Refinancing hits all-time high

As borrower refinancing between lenders hits a record high, investors flood back into the market

Borrower refinancing of mortgages between lenders hit an all time high of $17.2 billion in July, according to data from the Australian Bureau of Statistics.

The value of refinancing skyrocketed 60% year over year, according to Katherine Keenan, ABS head of finance and wealth.

“This reflected borrowers seeking out lower interest rates, particularly for fixed-rate loans, and cashback deals across a large number of major and non-major banks,” Keenan said.

Canstar group executive of financial services Steve Mickenbecker said the jump was “whopping.”

“And why not, when Canstar lists over 200 interest rates below 2%,” Mickenbecker told The Australian.

The ABS data also revealed that the value of new mortgage commitments, excluding refinancing, rose 0.2% in July on a seasonally adjusted basis, according to The Australian.

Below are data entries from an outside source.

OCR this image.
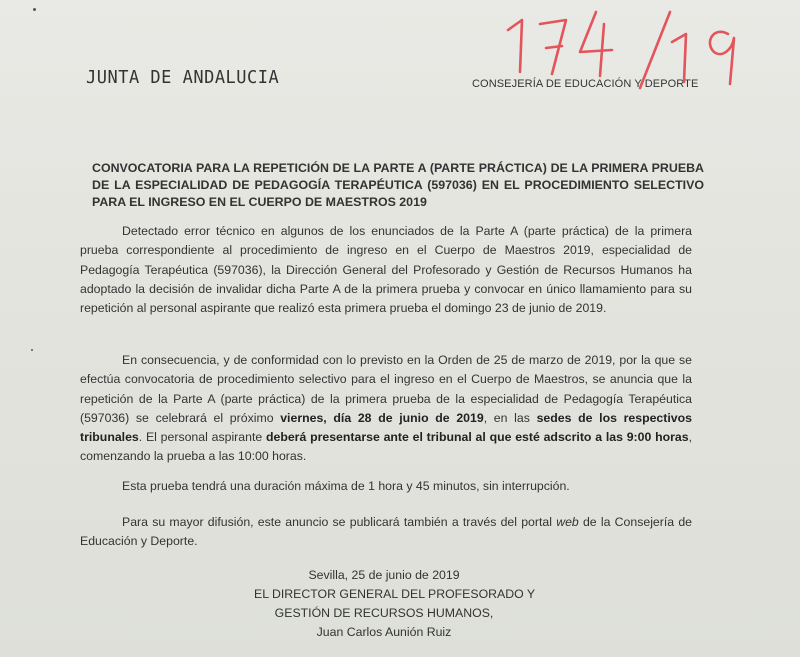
JUNTA DE ANDALUCIA	CONSEJERÍA DE EDUCACIÓN Y DEPORTE

CONVOCATORIA PARA LA REPETICIÓN DE LA PARTE A (PARTE PRÁCTICA) DE LA PRIMERA PRUEBA DE LA ESPECIALIDAD DE PEDAGOGÍA TERAPÉUTICA (597036) EN EL PROCEDIMIENTO SELECTIVO PARA EL INGRESO EN EL CUERPO DE MAESTROS 2019

Detectado error técnico en algunos de los enunciados de la Parte A (parte práctica) de la primera prueba correspondiente al procedimiento de ingreso en el Cuerpo de Maestros 2019, especialidad de Pedagogía Terapéutica (597036), la Dirección General del Profesorado y Gestión de Recursos Humanos ha adoptado la decisión de invalidar dicha Parte A de la primera prueba y convocar en único llamamiento para su repetición al personal aspirante que realizó esta primera prueba el domingo 23 de junio de 2019.

En consecuencia, y de conformidad con lo previsto en la Orden de 25 de marzo de 2019, por la que se efectúa convocatoria de procedimiento selectivo para el ingreso en el Cuerpo de Maestros, se anuncia que la repetición de la Parte A (parte práctica) de la primera prueba de la especialidad de Pedagogía Terapéutica (597036) se celebrará el próximo viernes, día 28 de junio de 2019, en las sedes de los respectivos tribunales. El personal aspirante deberá presentarse ante el tribunal al que esté adscrito a las 9:00 horas, comenzando la prueba a las 10:00 horas.

Esta prueba tendrá una duración máxima de 1 hora y 45 minutos, sin interrupción.

Para su mayor difusión, este anuncio se publicará también a través del portal web de la Consejería de Educación y Deporte.

Sevilla, 25 de junio de 2019
EL DIRECTOR GENERAL DEL PROFESORADO Y
GESTIÓN DE RECURSOS HUMANOS,
Juan Carlos Aunión Ruiz
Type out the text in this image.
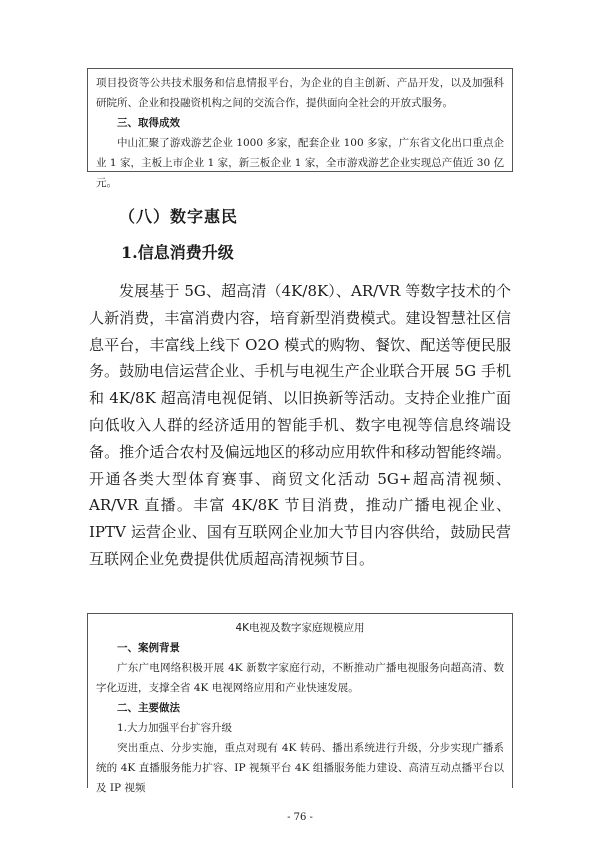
项目投资等公共技术服务和信息情报平台，为企业的自主创新、产品开发，以及加强科研院所、企业和投融资机构之间的交流合作，提供面向全社会的开放式服务。

三、取得成效

中山汇聚了游戏游艺企业 1000 多家，配套企业 100 多家，广东省文化出口重点企业 1 家，主板上市企业 1 家，新三板企业 1 家，全市游戏游艺企业实现总产值近 30 亿元。

（八）数字惠民

1.信息消费升级

发展基于 5G、超高清（4K/8K）、AR/VR 等数字技术的个人新消费，丰富消费内容，培育新型消费模式。建设智慧社区信息平台，丰富线上线下 O2O 模式的购物、餐饮、配送等便民服务。鼓励电信运营企业、手机与电视生产企业联合开展 5G 手机和 4K/8K 超高清电视促销、以旧换新等活动。支持企业推广面向低收入人群的经济适用的智能手机、数字电视等信息终端设备。推介适合农村及偏远地区的移动应用软件和移动智能终端。开通各类大型体育赛事、商贸文化活动 5G+超高清视频、AR/VR 直播。丰富 4K/8K 节目消费，推动广播电视企业、IPTV 运营企业、国有互联网企业加大节目内容供给，鼓励民营互联网企业免费提供优质超高清视频节目。

4K电视及数字家庭规模应用

一、案例背景

广东广电网络积极开展 4K 新数字家庭行动，不断推动广播电视服务向超高清、数字化迈进，支撑全省 4K 电视网络应用和产业快速发展。

二、主要做法

1.大力加强平台扩容升级

突出重点、分步实施，重点对现有 4K 转码、播出系统进行升级，分步实现广播系统的 4K 直播服务能力扩容、IP 视频平台 4K 组播服务能力建设、高清互动点播平台以及 IP 视频

- 76 -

Investors are also flooding back into the market, The Australian reported. Investor loan commitments rose 1.8% in July, partially offsetting a 0.4% fall in owner-occupier mortgages.

“Investor loan commitments have seen an unbroken period of growth since October 2020 and almost doubled in value compared to a year ago,” the ABS said.

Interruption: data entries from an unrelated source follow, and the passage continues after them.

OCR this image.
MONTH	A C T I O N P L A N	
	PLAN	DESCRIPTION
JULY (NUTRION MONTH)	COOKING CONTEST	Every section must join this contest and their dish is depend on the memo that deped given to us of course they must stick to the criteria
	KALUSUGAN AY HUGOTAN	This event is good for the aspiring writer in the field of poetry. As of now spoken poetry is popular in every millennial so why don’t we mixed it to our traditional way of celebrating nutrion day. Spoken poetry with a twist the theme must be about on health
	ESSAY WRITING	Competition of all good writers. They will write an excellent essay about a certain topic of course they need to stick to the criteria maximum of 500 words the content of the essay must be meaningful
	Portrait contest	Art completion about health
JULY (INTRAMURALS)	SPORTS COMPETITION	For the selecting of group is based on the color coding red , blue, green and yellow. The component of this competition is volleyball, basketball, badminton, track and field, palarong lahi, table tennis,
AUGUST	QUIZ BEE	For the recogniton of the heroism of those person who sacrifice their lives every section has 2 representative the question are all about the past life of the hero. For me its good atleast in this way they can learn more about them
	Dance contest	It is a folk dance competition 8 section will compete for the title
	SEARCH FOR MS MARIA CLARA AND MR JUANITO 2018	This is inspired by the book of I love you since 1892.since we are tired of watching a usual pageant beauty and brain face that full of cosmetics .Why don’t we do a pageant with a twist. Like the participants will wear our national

Mickenbecker told The Australian that the ABS data showed that lockdowns had “only just” dented mortgage lending.

“There has to be an expectation that August approvals will show a greater lockdown impact, with the number of auctions in Sydney nearly halving over the past few months, while Melbourne auction rates have dived,” he said. “Prior to this round of lockdowns, the biggest questions were when or if we would see a property market correction. The threat of extended lockdowns in the country’s biggest property markets was hardly factored in, with the focus having been around affordability and sustainability in the face of closed overseas borders. The speculation has now shifted to whether we will see a repeat of the last 12 months’ spectacular recovery out of the first lockdown.”

Mickenbecker said that property prices were “moderating but not correcting,” and at this stage vendors still expected that high vaccination rates would help the market “return to business as usual.”

He pointed out that lending to first-home buyers fell almost 7% in July, but said the fall wasn’t due to lockdowns, but was a product of being priced out of the market as government incentives expired.

While first-home buyer lending was up 36% year over year, it trailed the 99% spike in property investment and the 58% jump in owner-occupier borrowing, The Australian reported. The Real Estate Institute of Australia said first-home buyers were “fleeing the market.”

“The largest fall was seen in Victoria, followed by Queensland and NSW, and it is likely these states will experience further falls as lockdowns continue to impact on the market,” REIA President Adrian Kelly said.

However, Kelly said that investors re-entering the market was a good thing for private rentals and overall confidence in the economy, The Australian reported.